There are several limitations to this study. First, as is the case in most studies in solid organ transplant recipients, this was a relatively small cohort. This prohibits the studying of “hard” endpoints such as pneumococcal infections and mortality because of the small sample size. During the follow-up, only 1 of the lung transplant recipients died, which makes any associative analyses impossible. Second, we only studied quantitative antibody responses and not antibody avidity. The latter is also important for the effectiveness of the antibody response. Third, we used the diagnostic criteria for specific antibody deficiency as a measure of immune function, but these criteria are subject to debate. In these criteria, the same cutoff level is used for all pneumococcal serotypes, but it is likely that using serotype-specific cutoff values would give a more precise indication of the functioning of the immune system.17,29 In addition, the American Academy of Allergy, Asthma & Immunology/American College of Allergy, Asthma & Immunology diagnostic criteria13 have never been validated in immunocompromised patient populations. Fourth, in the past, a different assay to quantify antipneumococcal antibodies was used. Therefore, the comparison of absolute values between the present cohort and the historical cohort needs to be interpreted with caution. However, we mainly used fold-increase values and comparison of antibody levels to prespecified cutoff values in interpreting the results. These methods are in line with the use of pneumococcal antibody responses to diagnose an antibody deficiency.13 This is an internationally acknowledged guideline that is used for different antibody assays in different laboratories. We have not been able to do a bridging analysis, as the original assay form was no longer available.
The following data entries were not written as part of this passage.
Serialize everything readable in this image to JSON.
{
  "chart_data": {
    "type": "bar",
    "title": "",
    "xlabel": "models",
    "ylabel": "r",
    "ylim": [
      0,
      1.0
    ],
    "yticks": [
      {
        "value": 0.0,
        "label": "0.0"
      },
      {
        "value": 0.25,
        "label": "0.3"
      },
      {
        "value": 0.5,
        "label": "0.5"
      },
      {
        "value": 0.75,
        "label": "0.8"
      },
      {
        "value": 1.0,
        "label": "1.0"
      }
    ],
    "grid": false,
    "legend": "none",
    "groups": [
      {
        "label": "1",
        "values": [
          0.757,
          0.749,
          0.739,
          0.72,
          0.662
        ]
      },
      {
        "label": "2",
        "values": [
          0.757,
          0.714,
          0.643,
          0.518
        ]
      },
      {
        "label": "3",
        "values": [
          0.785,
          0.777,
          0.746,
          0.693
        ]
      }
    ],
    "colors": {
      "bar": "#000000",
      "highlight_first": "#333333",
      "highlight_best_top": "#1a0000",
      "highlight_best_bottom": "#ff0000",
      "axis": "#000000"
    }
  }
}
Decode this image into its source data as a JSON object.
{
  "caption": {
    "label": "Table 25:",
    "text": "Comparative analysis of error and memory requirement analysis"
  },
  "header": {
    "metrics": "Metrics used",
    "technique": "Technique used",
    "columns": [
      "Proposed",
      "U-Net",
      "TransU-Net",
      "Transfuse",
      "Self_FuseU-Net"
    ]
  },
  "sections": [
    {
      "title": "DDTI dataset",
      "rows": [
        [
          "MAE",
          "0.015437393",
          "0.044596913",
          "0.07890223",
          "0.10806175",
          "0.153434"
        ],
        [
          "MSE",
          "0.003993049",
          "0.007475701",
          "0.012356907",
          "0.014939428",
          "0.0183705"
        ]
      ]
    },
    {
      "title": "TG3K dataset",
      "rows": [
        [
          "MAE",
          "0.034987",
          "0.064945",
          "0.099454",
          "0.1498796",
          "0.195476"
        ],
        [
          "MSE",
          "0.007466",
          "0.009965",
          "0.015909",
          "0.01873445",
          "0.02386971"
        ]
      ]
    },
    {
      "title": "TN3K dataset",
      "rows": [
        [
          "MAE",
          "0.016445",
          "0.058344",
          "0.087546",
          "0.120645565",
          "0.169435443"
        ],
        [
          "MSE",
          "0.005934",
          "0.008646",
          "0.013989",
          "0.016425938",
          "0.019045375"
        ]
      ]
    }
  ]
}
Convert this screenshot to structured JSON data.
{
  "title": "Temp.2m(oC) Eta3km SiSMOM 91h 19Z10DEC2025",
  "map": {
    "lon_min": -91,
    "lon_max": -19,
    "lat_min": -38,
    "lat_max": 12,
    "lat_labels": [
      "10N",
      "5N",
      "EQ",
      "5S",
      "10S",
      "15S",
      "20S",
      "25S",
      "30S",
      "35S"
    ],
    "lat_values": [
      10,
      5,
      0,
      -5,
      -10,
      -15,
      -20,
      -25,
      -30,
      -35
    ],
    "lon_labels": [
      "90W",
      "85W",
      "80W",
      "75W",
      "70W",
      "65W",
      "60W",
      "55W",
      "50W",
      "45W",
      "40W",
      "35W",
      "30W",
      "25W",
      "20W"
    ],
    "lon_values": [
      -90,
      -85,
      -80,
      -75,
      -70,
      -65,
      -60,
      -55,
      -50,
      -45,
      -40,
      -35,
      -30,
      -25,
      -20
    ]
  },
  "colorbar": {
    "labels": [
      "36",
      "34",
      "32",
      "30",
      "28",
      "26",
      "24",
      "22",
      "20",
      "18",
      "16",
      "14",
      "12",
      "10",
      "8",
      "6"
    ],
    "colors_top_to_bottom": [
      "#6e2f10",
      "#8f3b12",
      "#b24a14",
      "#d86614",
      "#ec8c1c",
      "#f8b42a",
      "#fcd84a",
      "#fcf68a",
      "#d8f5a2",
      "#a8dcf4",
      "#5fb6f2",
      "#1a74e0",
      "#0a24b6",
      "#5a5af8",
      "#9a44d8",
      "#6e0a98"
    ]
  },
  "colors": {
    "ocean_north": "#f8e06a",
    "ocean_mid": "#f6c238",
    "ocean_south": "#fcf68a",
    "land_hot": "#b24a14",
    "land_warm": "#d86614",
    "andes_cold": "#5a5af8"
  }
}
In conclusion, serologic vaccination responses in lung transplant candidates and recipients were not improved by giving 23vPPV after 13-valent pneumococcal conjugate vaccine. We did not observe a booster effect. All transplant recipients had also received a polysaccharide vaccine before transplantation. When compared with historical controls vaccinated with the polysaccharide vaccine only, vaccination with the conjugate vaccine did not lead to higher antibody levels. It remains to be determined what the optimal pneumococcal vaccination schedule is for lung transplant candidates and recipients.
We thank Ms M. Langezaal, Ms M. de Wit, Ms H. Snijders-Tijink, and Ms M. Jansen-Hagen for their assistance with vaccination scheduling and administration and Ms H. van Velzen-Blad for her insightful comments on an earlier version of this article. We thank the laboratory technicians for their assistance with the measurement of the pneumococcal antibody levels.